Le préfet de la Haute Savoie soutient que, contrairement à ce qu'a jugé le tribunal, en l'absence de circonstances humanitaires, il était tenu de prononcer une interdiction de retour sur le territoire français et l'interdiction de retour en France pour une durée d'un an n'était pas disproportionnée.
Par un mémoire en défense, enregistré le 1er octobre 2018, M. B..., représenté par Me D..., conclut au rejet de la requête et demande à la cour, d'une part, d'enjoindre au préfet de la Haute-Savoie de procéder à la suppression du signalement aux fins de non-admission et de rapporter la preuve de ses diligences, et d'autre part, de mettre à la charge de l'Etat une somme de 1 500 euros à verser à son conseil en application des dispositions de l'article L. 761-1 du code de justice administrative et de l'article 37 de la loi du 10 juillet 1991.
Il soutient que les moyens soulevés par le préfet ne sont pas fondés.
M. B... a été admis au bénéfice de l'aide juridictionnelle totale par une décision du 29 août 2018.
Vu les autres pièces du dossier ;
Vu :
- le code de l'entrée et du séjour des étrangers et du droit d'asile ;
- le code des relations entre l'administration et le public ;
- la loi n° 91-647 du 10 juillet 1991 ;
- le code de justice administrative ;
Le président de la formation de jugement ayant dispensé la rapporteure publique, sur sa proposition, de prononcer des conclusions à l'audience ;
Les parties ayant été régulièrement averties du jour de l'audience ;
Le rapport de Mme F..., première conseillère, ayant été entendu au cours de l'audience publique ;
Considérant ce qui suit :
1. M. A... B..., ressortissant kosovar, né le 22 mai 1999, a été remis par les autorités italiennes aux autorités françaises le 27 mai 2018 alors qu'il venait de traverser la frontière franco-italienne.

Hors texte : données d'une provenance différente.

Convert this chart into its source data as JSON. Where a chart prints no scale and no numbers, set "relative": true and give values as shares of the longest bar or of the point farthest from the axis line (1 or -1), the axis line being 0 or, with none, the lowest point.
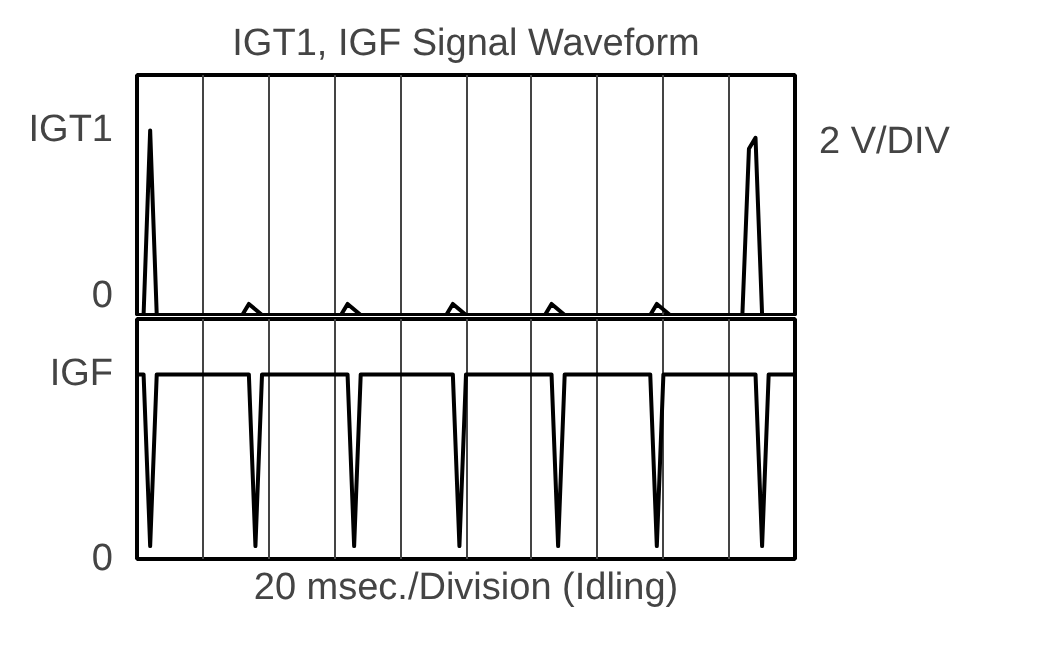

Par un arrêté du 28 mai 2018, le préfet de la Haute-Savoie lui a fait obligation de quitter le territoire français, a refusé de lui accorder un délai de départ volontaire, a fixé le pays de destination et lui a fait interdiction de retour sur le territoire français pendant une durée d'un an. Le préfet de la Haute-Savoie relève appel du jugement, en date du 31 mai 2018, par lequel le magistrat délégué du tribunal administratif de Lyon a annulé la décision d'interdiction de retour sur le territoire français pour une durée d'un an.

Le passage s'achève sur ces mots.